How on Earth can you top this for strategic blunders on the part of super-aliens? Easy! You MOVE THE MOON OUT OF ALIGNMENT! Reason?? To cut off the energy of your solar-powered evil enemy!!…wait, what?? Yes, you heard it heard right: Superman permanently unhinges (if this were real) the very delicate GLOBAL oceanic tidal balance created by the moon…by PUSHING Earth’s natural satellite, incidentally…in order to stop his enemy! His enemy, who dragged an attractive woman he knows from the Daily Planet into DEEP SPACE with him, without any suit of any kind, in order to mate with her!
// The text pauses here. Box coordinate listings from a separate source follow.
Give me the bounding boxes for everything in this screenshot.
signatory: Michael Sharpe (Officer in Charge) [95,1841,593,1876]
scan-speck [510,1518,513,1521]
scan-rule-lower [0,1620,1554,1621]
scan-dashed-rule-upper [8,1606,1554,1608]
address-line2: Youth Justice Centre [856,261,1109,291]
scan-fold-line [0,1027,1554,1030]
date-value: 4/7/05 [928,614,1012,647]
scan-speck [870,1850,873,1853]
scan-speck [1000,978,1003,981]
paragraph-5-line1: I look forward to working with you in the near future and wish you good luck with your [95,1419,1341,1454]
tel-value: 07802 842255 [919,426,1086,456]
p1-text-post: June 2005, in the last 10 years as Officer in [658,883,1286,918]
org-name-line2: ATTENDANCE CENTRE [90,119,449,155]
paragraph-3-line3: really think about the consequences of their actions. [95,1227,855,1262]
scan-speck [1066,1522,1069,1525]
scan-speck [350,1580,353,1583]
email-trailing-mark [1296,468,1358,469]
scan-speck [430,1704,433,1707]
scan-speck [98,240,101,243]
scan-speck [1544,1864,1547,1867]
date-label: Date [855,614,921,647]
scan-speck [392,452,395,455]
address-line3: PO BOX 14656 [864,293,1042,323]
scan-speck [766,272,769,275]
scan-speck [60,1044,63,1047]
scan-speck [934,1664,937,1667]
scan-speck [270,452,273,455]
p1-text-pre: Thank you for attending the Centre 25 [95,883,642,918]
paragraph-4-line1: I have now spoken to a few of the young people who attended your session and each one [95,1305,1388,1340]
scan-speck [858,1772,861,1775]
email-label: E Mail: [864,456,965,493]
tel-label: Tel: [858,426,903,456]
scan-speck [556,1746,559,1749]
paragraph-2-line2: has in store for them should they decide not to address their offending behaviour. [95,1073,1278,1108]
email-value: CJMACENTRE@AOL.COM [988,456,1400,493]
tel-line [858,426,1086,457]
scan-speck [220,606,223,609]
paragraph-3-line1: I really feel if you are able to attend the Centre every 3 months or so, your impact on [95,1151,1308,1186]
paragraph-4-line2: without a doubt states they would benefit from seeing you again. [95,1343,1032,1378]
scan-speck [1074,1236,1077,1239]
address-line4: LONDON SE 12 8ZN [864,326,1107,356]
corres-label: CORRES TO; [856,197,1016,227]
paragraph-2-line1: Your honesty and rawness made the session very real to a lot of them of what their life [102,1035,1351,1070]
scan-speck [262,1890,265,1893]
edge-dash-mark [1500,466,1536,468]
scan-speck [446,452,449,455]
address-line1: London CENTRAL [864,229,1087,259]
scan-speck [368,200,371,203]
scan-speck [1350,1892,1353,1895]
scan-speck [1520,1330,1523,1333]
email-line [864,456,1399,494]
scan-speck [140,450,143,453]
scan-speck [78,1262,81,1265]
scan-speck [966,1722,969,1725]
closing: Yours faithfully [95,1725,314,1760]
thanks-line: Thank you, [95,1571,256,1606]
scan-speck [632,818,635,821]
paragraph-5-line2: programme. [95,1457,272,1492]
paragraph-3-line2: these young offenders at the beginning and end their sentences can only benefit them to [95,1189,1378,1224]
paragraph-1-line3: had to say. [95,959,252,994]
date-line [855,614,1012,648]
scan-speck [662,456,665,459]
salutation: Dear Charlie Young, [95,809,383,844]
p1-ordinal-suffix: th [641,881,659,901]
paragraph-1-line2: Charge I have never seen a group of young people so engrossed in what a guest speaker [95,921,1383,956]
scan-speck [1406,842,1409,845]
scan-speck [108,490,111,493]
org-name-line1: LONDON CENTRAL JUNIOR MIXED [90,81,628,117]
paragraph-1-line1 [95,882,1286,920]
WHAT?!? Yes, you can not only BREATHE, but talk…and SCREAM!…in the hard vacuum of outer space! If you couldn’t, then Superman wouldn’t be able to wish Soviet cosmonauts well while wearing no spacesuit…while saving them from catastrophe…while in high Earth orbit…at the beginning of the movie! Makes one wonder why they even had the Soviets wearing spacesuits at all, if the woman later on didn’t need anything to survive but a vivaciously ’80s blouse and business skirt? Oh well, live and…FRAK UP, actually.
I could go on, about the weird, canon-defying green crystal thing. I won’t, however. It’s just too painful.
A truly terrible film but some sport to be had in analysing the scenes for clearly british sets/locations. My favourites would have to be the london underground doubling as metro city and milton keynes as UN building. I could forgive this due to the lack of budget, but no-one can justify how mariel hemingway’s character manages to both breathe and then fall in a vacuum and zero gravity. Almost as bad as ‘the whole nine yards’.